Why Apache Pig?
Apache Pig is a high-level platform for creating programs that run on Apache Hadoop. The language for this platform is called Pig Latin. Pig can execute its Hadoop jobs in MapReduce, Apache Tez, or Apache Spark.
This can take any data.
- Structured data
- Semi-structured data
- Unstructured data
This provides data operations filters, joins, ordering, etc., and nested data types tuples, bags, and maps missing from MapReduce.
This is easy to learn, easy to write, and easy to read.
- Data flow
- Language
- Reads like a series of steps
An ad-hoc way of creating and executing map-reduce jobs on very large data sets.

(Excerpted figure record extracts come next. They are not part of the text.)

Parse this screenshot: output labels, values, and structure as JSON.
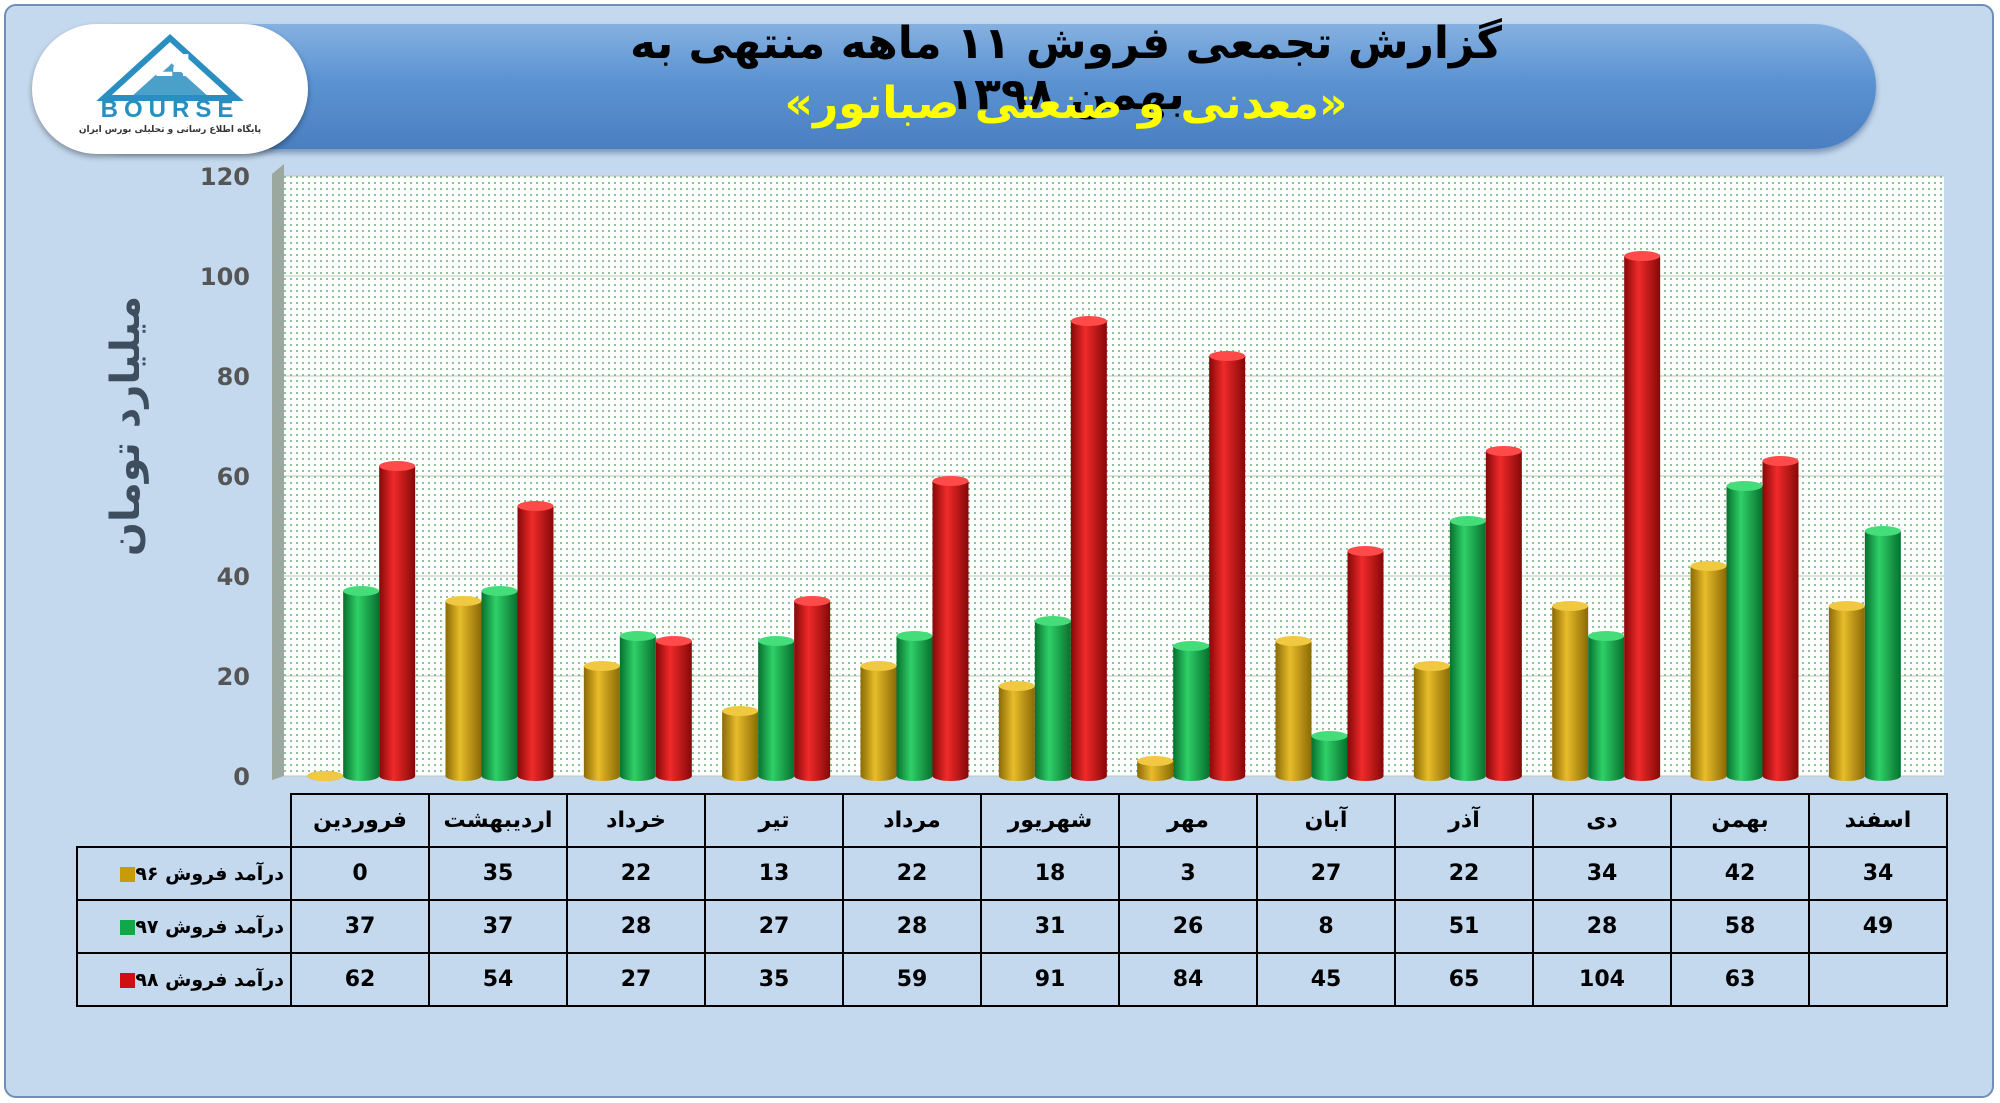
{
  "title": "گزارش تجمعی فروش ۱۱ ماهه منتهی به بهمن ۱۳۹۸",
  "subtitle": "«معدنی و صنعتی صبانور»",
  "logo": {
    "text": "BOURSE",
    "caption": "پایگاه اطلاع رسانی و تحلیلی بورس ایران"
  },
  "colors": {
    "background": "#c4d9ee",
    "banner": "#5b93d2",
    "series96": "#c89a0c",
    "series97": "#11a84a",
    "series98": "#d01010"
  },
  "chart_data": {
    "type": "bar",
    "title": "گزارش تجمعی فروش ۱۱ ماهه منتهی به بهمن ۱۳۹۸",
    "ylabel": "میلیارد تومان",
    "ylim": [
      0,
      120
    ],
    "yticks": [
      "0",
      "20",
      "40",
      "60",
      "80",
      "100",
      "120"
    ],
    "grid": true,
    "categories": [
      "فروردین",
      "اردیبهشت",
      "خرداد",
      "تیر",
      "مرداد",
      "شهریور",
      "مهر",
      "آبان",
      "آذر",
      "دی",
      "بهمن",
      "اسفند"
    ],
    "series": [
      {
        "name": "درآمد فروش ۹۶",
        "color": "#c89a0c",
        "values": [
          0,
          35,
          22,
          13,
          22,
          18,
          3,
          27,
          22,
          34,
          42,
          34
        ]
      },
      {
        "name": "درآمد فروش ۹۷",
        "color": "#11a84a",
        "values": [
          37,
          37,
          28,
          27,
          28,
          31,
          26,
          8,
          51,
          28,
          58,
          49
        ]
      },
      {
        "name": "درآمد فروش ۹۸",
        "color": "#d01010",
        "values": [
          62,
          54,
          27,
          35,
          59,
          91,
          84,
          45,
          65,
          104,
          63,
          null
        ]
      }
    ]
  }
}
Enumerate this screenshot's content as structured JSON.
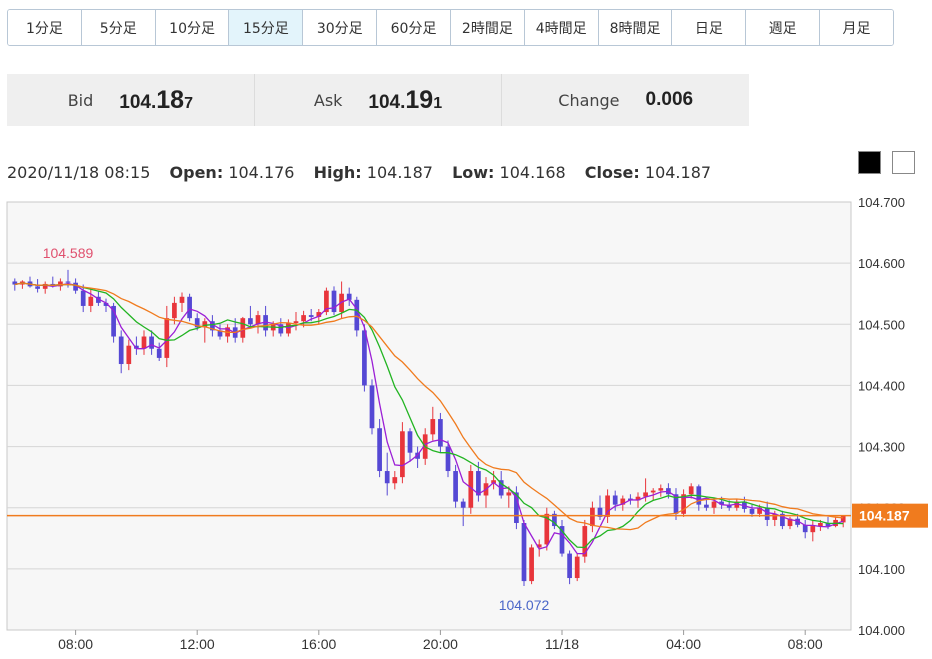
{
  "timeframes": [
    "1分足",
    "5分足",
    "10分足",
    "15分足",
    "30分足",
    "60分足",
    "2時間足",
    "4時間足",
    "8時間足",
    "日足",
    "週足",
    "月足"
  ],
  "active_timeframe": "15分足",
  "quote": {
    "bid_label": "Bid",
    "bid_main": "104.",
    "bid_big": "18",
    "bid_small": "7",
    "ask_label": "Ask",
    "ask_main": "104.",
    "ask_big": "19",
    "ask_small": "1",
    "change_label": "Change",
    "change_value": "0.006"
  },
  "ohlc": {
    "datetime": "2020/11/18 08:15",
    "open_label": "Open:",
    "open": "104.176",
    "high_label": "High:",
    "high": "104.187",
    "low_label": "Low:",
    "low": "104.168",
    "close_label": "Close:",
    "close": "104.187"
  },
  "colors": {
    "up": "#e8353b",
    "down": "#5548d4",
    "ma_fast": "#9b1fd6",
    "ma_mid": "#22b422",
    "ma_slow": "#f07b1e",
    "price_line": "#f07b1e",
    "high_label": "#e0506e",
    "low_label": "#4a66c8"
  },
  "chart_data": {
    "type": "candlestick",
    "ylim": [
      104.0,
      104.7
    ],
    "y_ticks": [
      "104.700",
      "104.600",
      "104.500",
      "104.400",
      "104.300",
      "104.200",
      "104.100",
      "104.000"
    ],
    "x_tick_labels": [
      "08:00",
      "12:00",
      "16:00",
      "20:00",
      "11/18",
      "04:00",
      "08:00"
    ],
    "x_tick_index": [
      8,
      24,
      40,
      56,
      72,
      88,
      104
    ],
    "current_price": "104.187",
    "high_annotation": "104.589",
    "high_annotation_index": 7,
    "low_annotation": "104.072",
    "low_annotation_index": 67,
    "candles": [
      [
        104.57,
        104.575,
        104.555,
        104.565
      ],
      [
        104.565,
        104.572,
        104.558,
        104.57
      ],
      [
        104.57,
        104.578,
        104.56,
        104.562
      ],
      [
        104.562,
        104.574,
        104.552,
        104.558
      ],
      [
        104.558,
        104.57,
        104.55,
        104.566
      ],
      [
        104.566,
        104.578,
        104.56,
        104.562
      ],
      [
        104.562,
        104.575,
        104.555,
        104.57
      ],
      [
        104.57,
        104.589,
        104.56,
        104.568
      ],
      [
        104.568,
        104.575,
        104.55,
        104.555
      ],
      [
        104.555,
        104.565,
        104.52,
        104.53
      ],
      [
        104.53,
        104.56,
        104.52,
        104.545
      ],
      [
        104.545,
        104.555,
        104.53,
        104.535
      ],
      [
        104.535,
        104.542,
        104.52,
        104.53
      ],
      [
        104.53,
        104.535,
        104.47,
        104.48
      ],
      [
        104.48,
        104.49,
        104.42,
        104.435
      ],
      [
        104.435,
        104.475,
        104.425,
        104.465
      ],
      [
        104.465,
        104.48,
        104.45,
        104.46
      ],
      [
        104.46,
        104.49,
        104.45,
        104.48
      ],
      [
        104.48,
        104.49,
        104.45,
        104.46
      ],
      [
        104.46,
        104.47,
        104.44,
        104.445
      ],
      [
        104.445,
        104.53,
        104.43,
        104.51
      ],
      [
        104.51,
        104.545,
        104.5,
        104.535
      ],
      [
        104.535,
        104.552,
        104.52,
        104.545
      ],
      [
        104.545,
        104.55,
        104.505,
        104.51
      ],
      [
        104.51,
        104.518,
        104.49,
        104.495
      ],
      [
        104.495,
        104.51,
        104.47,
        104.505
      ],
      [
        104.505,
        104.515,
        104.48,
        104.49
      ],
      [
        104.49,
        104.5,
        104.475,
        104.48
      ],
      [
        104.48,
        104.5,
        104.47,
        104.495
      ],
      [
        104.495,
        104.51,
        104.47,
        104.478
      ],
      [
        104.478,
        104.512,
        104.47,
        104.51
      ],
      [
        104.51,
        104.53,
        104.495,
        104.5
      ],
      [
        104.5,
        104.522,
        104.485,
        104.515
      ],
      [
        104.515,
        104.53,
        104.48,
        104.49
      ],
      [
        104.49,
        104.505,
        104.48,
        104.5
      ],
      [
        104.5,
        104.51,
        104.48,
        104.485
      ],
      [
        104.485,
        104.508,
        104.48,
        104.502
      ],
      [
        104.502,
        104.52,
        104.49,
        104.505
      ],
      [
        104.505,
        104.522,
        104.495,
        104.515
      ],
      [
        104.515,
        104.525,
        104.505,
        104.512
      ],
      [
        104.512,
        104.525,
        104.5,
        104.52
      ],
      [
        104.52,
        104.56,
        104.515,
        104.555
      ],
      [
        104.555,
        104.562,
        104.515,
        104.52
      ],
      [
        104.52,
        104.57,
        104.51,
        104.55
      ],
      [
        104.55,
        104.56,
        104.53,
        104.54
      ],
      [
        104.54,
        104.545,
        104.48,
        104.49
      ],
      [
        104.49,
        104.5,
        104.39,
        104.4
      ],
      [
        104.4,
        104.41,
        104.32,
        104.33
      ],
      [
        104.33,
        104.345,
        104.25,
        104.26
      ],
      [
        104.26,
        104.29,
        104.22,
        104.24
      ],
      [
        104.24,
        104.26,
        104.23,
        104.25
      ],
      [
        104.25,
        104.34,
        104.24,
        104.325
      ],
      [
        104.325,
        104.33,
        104.275,
        104.29
      ],
      [
        104.29,
        104.3,
        104.265,
        104.28
      ],
      [
        104.28,
        104.33,
        104.27,
        104.32
      ],
      [
        104.32,
        104.365,
        104.31,
        104.345
      ],
      [
        104.345,
        104.355,
        104.29,
        104.3
      ],
      [
        104.3,
        104.31,
        104.25,
        104.26
      ],
      [
        104.26,
        104.27,
        104.2,
        104.21
      ],
      [
        104.21,
        104.215,
        104.17,
        104.2
      ],
      [
        104.2,
        104.27,
        104.19,
        104.26
      ],
      [
        104.26,
        104.275,
        104.21,
        104.22
      ],
      [
        104.22,
        104.25,
        104.2,
        104.24
      ],
      [
        104.24,
        104.26,
        104.23,
        104.245
      ],
      [
        104.245,
        104.26,
        104.215,
        104.22
      ],
      [
        104.22,
        104.235,
        104.2,
        104.225
      ],
      [
        104.225,
        104.235,
        104.165,
        104.175
      ],
      [
        104.175,
        104.18,
        104.072,
        104.08
      ],
      [
        104.08,
        104.14,
        104.075,
        104.135
      ],
      [
        104.135,
        104.148,
        104.12,
        104.14
      ],
      [
        104.14,
        104.2,
        104.13,
        104.19
      ],
      [
        104.19,
        104.195,
        104.165,
        104.17
      ],
      [
        104.17,
        104.18,
        104.12,
        104.125
      ],
      [
        104.125,
        104.13,
        104.075,
        104.085
      ],
      [
        104.085,
        104.125,
        104.08,
        104.12
      ],
      [
        104.12,
        104.18,
        104.11,
        104.17
      ],
      [
        104.17,
        104.21,
        104.16,
        104.2
      ],
      [
        104.2,
        104.22,
        104.18,
        104.185
      ],
      [
        104.185,
        104.23,
        104.175,
        104.22
      ],
      [
        104.22,
        104.228,
        104.195,
        104.205
      ],
      [
        104.205,
        104.22,
        104.195,
        104.215
      ],
      [
        104.215,
        104.222,
        104.205,
        104.212
      ],
      [
        104.212,
        104.225,
        104.2,
        104.218
      ],
      [
        104.218,
        104.248,
        104.21,
        104.225
      ],
      [
        104.225,
        104.232,
        104.212,
        104.228
      ],
      [
        104.228,
        104.238,
        104.218,
        104.232
      ],
      [
        104.232,
        104.24,
        104.215,
        104.222
      ],
      [
        104.222,
        104.232,
        104.18,
        104.19
      ],
      [
        104.19,
        104.23,
        104.185,
        104.222
      ],
      [
        104.222,
        104.24,
        104.215,
        104.235
      ],
      [
        104.235,
        104.238,
        104.195,
        104.205
      ],
      [
        104.205,
        104.215,
        104.195,
        104.2
      ],
      [
        104.2,
        104.215,
        104.19,
        104.21
      ],
      [
        104.21,
        104.218,
        104.198,
        104.205
      ],
      [
        104.205,
        104.212,
        104.195,
        104.2
      ],
      [
        104.2,
        104.215,
        104.195,
        104.21
      ],
      [
        104.21,
        104.218,
        104.192,
        104.198
      ],
      [
        104.198,
        104.205,
        104.185,
        104.19
      ],
      [
        104.19,
        104.205,
        104.185,
        104.2
      ],
      [
        104.2,
        104.21,
        104.17,
        104.18
      ],
      [
        104.18,
        104.195,
        104.17,
        104.19
      ],
      [
        104.19,
        104.195,
        104.165,
        104.17
      ],
      [
        104.17,
        104.185,
        104.165,
        104.182
      ],
      [
        104.182,
        104.19,
        104.168,
        104.172
      ],
      [
        104.172,
        104.18,
        104.15,
        104.16
      ],
      [
        104.16,
        104.18,
        104.145,
        104.17
      ],
      [
        104.17,
        104.18,
        104.162,
        104.175
      ],
      [
        104.175,
        104.185,
        104.165,
        104.17
      ],
      [
        104.17,
        104.185,
        104.168,
        104.18
      ],
      [
        104.176,
        104.187,
        104.168,
        104.187
      ]
    ]
  }
}
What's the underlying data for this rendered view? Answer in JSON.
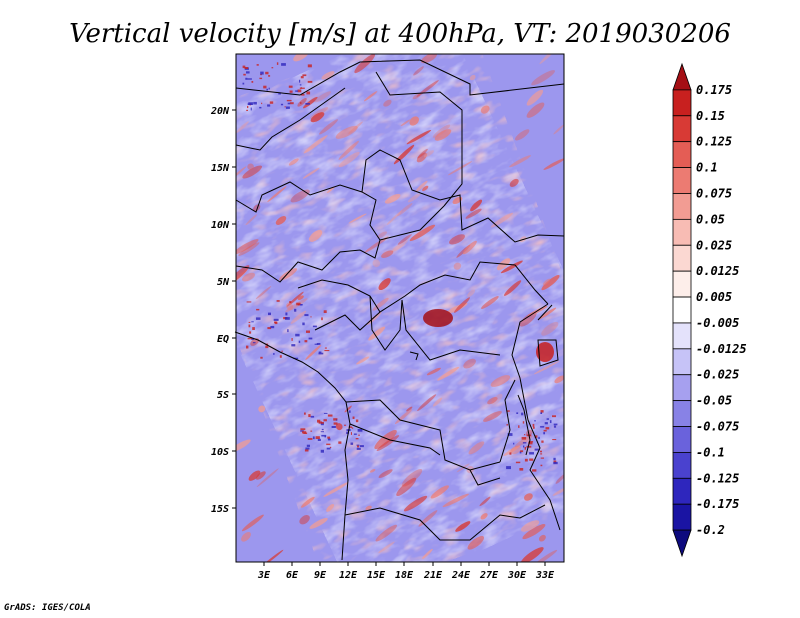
{
  "title": "Vertical velocity [m/s] at 400hPa, VT: 2019030206",
  "credit": "GrADS: IGES/COLA",
  "map": {
    "lon_labels": [
      "3E",
      "6E",
      "9E",
      "12E",
      "15E",
      "18E",
      "21E",
      "24E",
      "27E",
      "30E",
      "33E"
    ],
    "lat_labels": [
      "20N",
      "15N",
      "10N",
      "5N",
      "EQ",
      "5S",
      "10S",
      "15S"
    ]
  },
  "colorbar": {
    "labels": [
      "0.175",
      "0.15",
      "0.125",
      "0.1",
      "0.075",
      "0.05",
      "0.025",
      "0.0125",
      "0.005",
      "-0.005",
      "-0.0125",
      "-0.025",
      "-0.05",
      "-0.075",
      "-0.1",
      "-0.125",
      "-0.175",
      "-0.2"
    ],
    "colors": [
      "#a50f15",
      "#c8201f",
      "#d83a35",
      "#e45d55",
      "#ec7b72",
      "#f29c93",
      "#f8bcb4",
      "#fbd8d2",
      "#fdeeea",
      "#ffffff",
      "#e4e2fb",
      "#c6c3f7",
      "#a6a0ef",
      "#8882e6",
      "#6a62dc",
      "#4a42cf",
      "#2e26bd",
      "#1a14a3",
      "#0d0a7e"
    ]
  }
}
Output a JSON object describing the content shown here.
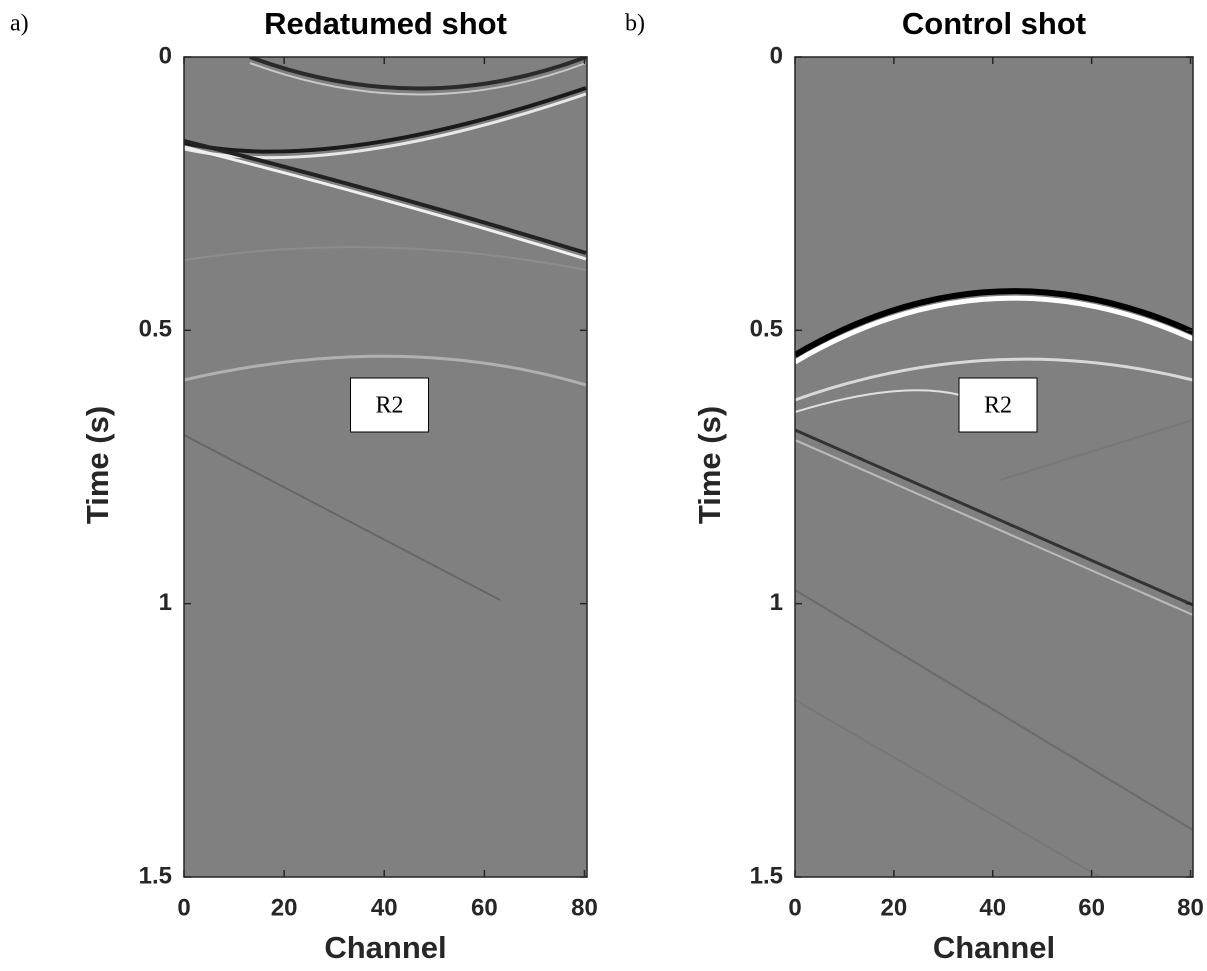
{
  "chart_data": [
    {
      "type": "image",
      "panel_label": "a)",
      "title": "Redatumed shot",
      "xlabel": "Channel",
      "ylabel": "Time (s)",
      "annotation": "R2",
      "xlim": [
        0,
        80.5
      ],
      "xticks": [
        0,
        20,
        40,
        60,
        80
      ],
      "ylim": [
        0,
        1.5
      ],
      "yticks": [
        0,
        0.5,
        1,
        1.5
      ],
      "y_reversed": true,
      "background": "#808080"
    },
    {
      "type": "image",
      "panel_label": "b)",
      "title": "Control shot",
      "xlabel": "Channel",
      "ylabel": "Time (s)",
      "annotation": "R2",
      "xlim": [
        0,
        80.5
      ],
      "xticks": [
        0,
        20,
        40,
        60,
        80
      ],
      "ylim": [
        0,
        1.5
      ],
      "yticks": [
        0,
        0.5,
        1,
        1.5
      ],
      "y_reversed": true,
      "background": "#808080"
    }
  ]
}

Extensible by User-defined function:
Java Python Javascript Ruby
Open Source and activity supported by the community.
Can pig replace MR completely?
No, it can not replace MR as there are several operation need to be done in MR code only.
Pig Data Model
Tuple
The tuple is an ordered set of fields that may contain different data types for each field.
[ 2 , Google , CA , USA , Good ]
This is a tuple.
Bag
A bag is a collection of a set of tuples and these tuples are a subset of Rows or entire rows of tables.
{[1,Apple],[2,Google,CA,USA],[4,JIO,MUM,INDIA,Good]}
This is a bag that contains part of tuples or a full tuple.
Map
A map has its key and value together which is represents the pair used to represent data.
{ Brand#Google , City#CA , Country#USA }
Where,
Brand => Key Google => Value
together they are maps.
Atom
Atom are basic data types that are used in all the language like String, int , float, long, double cahr[].